Saturn and Titan orbit about ten times farther from the sun than Earth. Scientists got their first detailed information about Titan when the Cassini/Huygens orbiter and lander arrived in 2004. The short-lived Huygens lander took photos when it reached the surface and as it was descending through Titan's dense, smoggy atmosphere, which has 1.4 times greater pressure than Earth's. These images, plus studies using instruments on the Cassini orbiter, revealed that Titan's geological features include mountains, craters, river channels, lakes of ethane, methane and propane – and dunes.

Dunes begin to form when the wind picks up loose particles from the ground and drives them to hop, or saltate, downwind. A key part of understanding dunes is to identify the threshold wind speed that causes dune particles to start to move. Geologists have found threshold speeds for sand and dust under various conditions on Earth, Mars and Venus. But for Titan, with its bizarre conditions, this remained unknown.

Particles of 'sand' as light as freeze-dried coffee

On Titan, where the surface temperature is negative 290 degrees Fahrenheit, even “sand” is probably unlike sand on Earth, Mars or Venus. From the Cassini observations and other data, scientists think it is composed of small particles of solid hydrocarbons (or ice wrapped in hydrocarbons), with a density about one-third that of terrestrial sand. In addition, Titan's gravity is low, roughly one-seventh that on Earth. Combined with the particles' low density, this gives them a weight of only about four percent that of terrestrial sand, or roughly as light as freeze-dried coffee grains.

The scientists led by Burr began their study with carefully designed wind tunnel experiments. “We refurbished the high-pressure wind tunnel previously used to study conditions on Venus,” Smith explains.
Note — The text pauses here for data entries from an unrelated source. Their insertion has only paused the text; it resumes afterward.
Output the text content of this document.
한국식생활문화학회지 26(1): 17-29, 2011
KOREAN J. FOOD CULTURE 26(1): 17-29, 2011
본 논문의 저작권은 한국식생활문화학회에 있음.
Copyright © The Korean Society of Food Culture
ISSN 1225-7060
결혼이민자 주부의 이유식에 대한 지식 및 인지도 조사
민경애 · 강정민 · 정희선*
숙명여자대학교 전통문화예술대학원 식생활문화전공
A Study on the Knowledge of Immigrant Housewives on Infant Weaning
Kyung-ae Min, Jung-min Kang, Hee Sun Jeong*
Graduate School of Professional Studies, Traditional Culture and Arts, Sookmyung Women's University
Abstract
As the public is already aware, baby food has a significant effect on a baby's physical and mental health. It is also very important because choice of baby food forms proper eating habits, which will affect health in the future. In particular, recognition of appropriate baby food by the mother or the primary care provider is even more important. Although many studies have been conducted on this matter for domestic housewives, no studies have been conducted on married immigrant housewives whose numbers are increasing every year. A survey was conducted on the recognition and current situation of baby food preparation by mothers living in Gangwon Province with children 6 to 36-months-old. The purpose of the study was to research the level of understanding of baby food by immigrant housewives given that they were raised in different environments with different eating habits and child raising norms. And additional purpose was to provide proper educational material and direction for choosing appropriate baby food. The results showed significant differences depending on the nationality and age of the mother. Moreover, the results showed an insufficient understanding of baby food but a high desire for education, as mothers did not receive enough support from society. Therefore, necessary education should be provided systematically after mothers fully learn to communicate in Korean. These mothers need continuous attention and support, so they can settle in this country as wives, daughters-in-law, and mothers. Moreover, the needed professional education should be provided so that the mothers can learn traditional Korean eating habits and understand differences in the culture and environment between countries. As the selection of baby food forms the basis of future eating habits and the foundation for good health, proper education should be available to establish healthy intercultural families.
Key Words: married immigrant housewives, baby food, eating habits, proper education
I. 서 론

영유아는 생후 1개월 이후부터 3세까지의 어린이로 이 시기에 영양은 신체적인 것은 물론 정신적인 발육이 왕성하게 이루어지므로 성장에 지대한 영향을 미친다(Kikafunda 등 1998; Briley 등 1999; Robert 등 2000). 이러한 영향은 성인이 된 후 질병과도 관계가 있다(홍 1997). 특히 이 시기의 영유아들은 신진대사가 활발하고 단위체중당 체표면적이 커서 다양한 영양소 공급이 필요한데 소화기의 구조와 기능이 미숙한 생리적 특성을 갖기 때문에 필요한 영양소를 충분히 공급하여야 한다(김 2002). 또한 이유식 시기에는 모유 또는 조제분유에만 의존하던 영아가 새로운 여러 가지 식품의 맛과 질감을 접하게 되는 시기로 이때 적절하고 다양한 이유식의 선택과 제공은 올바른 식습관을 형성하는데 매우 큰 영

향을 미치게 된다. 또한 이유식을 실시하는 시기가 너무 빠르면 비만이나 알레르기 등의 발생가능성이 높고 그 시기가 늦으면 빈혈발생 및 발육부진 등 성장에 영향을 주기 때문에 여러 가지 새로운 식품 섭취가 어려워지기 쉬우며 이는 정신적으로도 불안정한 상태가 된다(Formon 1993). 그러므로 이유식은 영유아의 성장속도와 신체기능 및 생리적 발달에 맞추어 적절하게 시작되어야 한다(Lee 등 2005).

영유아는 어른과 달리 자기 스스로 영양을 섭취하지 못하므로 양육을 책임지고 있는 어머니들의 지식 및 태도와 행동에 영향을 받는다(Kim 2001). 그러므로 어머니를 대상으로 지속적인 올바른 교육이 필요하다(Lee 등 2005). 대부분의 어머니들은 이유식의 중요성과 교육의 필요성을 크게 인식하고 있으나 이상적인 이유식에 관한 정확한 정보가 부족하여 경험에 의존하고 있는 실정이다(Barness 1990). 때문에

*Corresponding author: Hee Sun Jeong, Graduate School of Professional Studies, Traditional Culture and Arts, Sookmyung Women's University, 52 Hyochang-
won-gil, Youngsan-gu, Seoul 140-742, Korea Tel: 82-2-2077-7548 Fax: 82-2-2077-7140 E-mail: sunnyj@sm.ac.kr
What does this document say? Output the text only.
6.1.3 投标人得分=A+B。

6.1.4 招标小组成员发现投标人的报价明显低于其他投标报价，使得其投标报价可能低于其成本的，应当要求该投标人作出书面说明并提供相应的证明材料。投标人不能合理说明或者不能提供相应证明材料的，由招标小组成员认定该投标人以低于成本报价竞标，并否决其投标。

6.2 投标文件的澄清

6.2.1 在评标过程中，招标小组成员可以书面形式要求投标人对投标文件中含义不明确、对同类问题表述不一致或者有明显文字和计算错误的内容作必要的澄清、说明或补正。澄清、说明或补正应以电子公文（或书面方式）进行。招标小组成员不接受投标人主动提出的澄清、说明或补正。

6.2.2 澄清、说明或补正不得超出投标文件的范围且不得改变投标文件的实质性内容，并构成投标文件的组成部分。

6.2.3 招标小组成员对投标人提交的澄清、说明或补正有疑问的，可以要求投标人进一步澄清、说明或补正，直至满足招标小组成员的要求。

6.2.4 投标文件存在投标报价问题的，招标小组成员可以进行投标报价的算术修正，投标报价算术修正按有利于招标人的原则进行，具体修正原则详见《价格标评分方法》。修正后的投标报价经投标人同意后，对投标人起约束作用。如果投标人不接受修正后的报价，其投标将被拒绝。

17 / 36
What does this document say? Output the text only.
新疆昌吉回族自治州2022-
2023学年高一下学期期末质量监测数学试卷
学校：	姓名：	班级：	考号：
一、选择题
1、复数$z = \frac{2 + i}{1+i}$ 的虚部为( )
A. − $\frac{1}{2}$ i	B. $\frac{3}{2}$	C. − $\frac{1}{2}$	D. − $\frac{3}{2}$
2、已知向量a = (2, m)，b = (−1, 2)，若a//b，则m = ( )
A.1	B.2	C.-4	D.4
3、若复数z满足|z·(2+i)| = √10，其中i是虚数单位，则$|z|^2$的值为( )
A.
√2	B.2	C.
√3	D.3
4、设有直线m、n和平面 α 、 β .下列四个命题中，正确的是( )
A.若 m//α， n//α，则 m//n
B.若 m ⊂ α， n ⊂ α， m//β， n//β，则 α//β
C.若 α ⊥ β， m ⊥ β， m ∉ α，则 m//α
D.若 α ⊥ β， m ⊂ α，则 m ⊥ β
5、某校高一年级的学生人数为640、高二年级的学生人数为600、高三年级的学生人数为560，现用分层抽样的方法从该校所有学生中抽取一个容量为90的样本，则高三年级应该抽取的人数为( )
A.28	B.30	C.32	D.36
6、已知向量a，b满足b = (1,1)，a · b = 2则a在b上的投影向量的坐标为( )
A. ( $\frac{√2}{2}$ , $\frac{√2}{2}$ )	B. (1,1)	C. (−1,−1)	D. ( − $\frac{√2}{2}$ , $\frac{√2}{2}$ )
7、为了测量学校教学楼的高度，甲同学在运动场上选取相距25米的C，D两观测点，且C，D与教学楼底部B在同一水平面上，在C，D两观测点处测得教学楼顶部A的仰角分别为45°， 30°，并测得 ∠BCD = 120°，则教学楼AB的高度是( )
To recreate in the tunnel on Earth the wind conditions on Titan, the scientists had to increase the air pressure in the wind tunnel to about 12 times the surface pressure of Earth. And they compensated for the low density of Titan “sand” and the moon's reduced gravity through numerical modeling.

In the end, the Burr team explains, “This simulation reproduces the fundamental physics governing particle motion thresholds on Titan.” They add that previous studies, which had extrapolated from wind tunnel experiments designed to mimic conditions on Earth and Mars, produced results that were questionable under Titan's conditions.

The outcome of the wind tunnel experiments show that the previous calculations for wind speeds necessary to lift particles were about 40 to 50 percent too slow. The new experiments show that near the surface of Titan, the most easily moved sand-size particles need winds of at least 3.2 miles per hour (1.4 meters per second) to start moving.

That doesn't sound like much, says Nathan Bridges of the Johns Hopkins University Applied Physics Laboratory, one of the co-authors, “but it makes more sense when you realize this is a dense atmosphere blowing against particles that are very light.”

A higher threshold wind speed for making particles move creates an either/or situation in which weak, everyday winds do little or nothing to surface particles, but occasional strong ones readily blow them around and reshape the dunes. The pattern of dunes on Titan shows that despite prevailing winds blowing from the east, the dunes appear shaped by winds from the west, which occur more rarely. Thus, the new work indicates that Titan's dunes are seldom stirred into motion – only whenever conditions produce strong westerly winds.

For simplicity, the wind-tunnel modeling ignored some factors, among them whether Titan dune particles are sticky. If they are, the paper's scientists note, then it will take yet-stronger winds to get the particles moving, and the contrasts will be even greater between the normal east wind pattern and the stronger west winds that shape the dunes.

Bridges says, “Titan is a strange place indeed.”

The facility that has grown to become ASU's Planetary Aeolian Laboratory was founded in the mid-1970s by the late Ronald Greeley of ASU. The laboratory, located at NASA's Ames Research Center in Mountain View, California, has been used for many studies of how wind interacts with particles of sand, dust and rock. Scientists have also used it to investigate what blowing sand and dust do to Mars spacecraft, such as NASA's Opportunity and Curiosity rovers. ASU operates the laboratory through an agreement with NASA.

The School of Earth and Space Exploration is an academic unit of ASU's College of Liberal Arts and Sciences.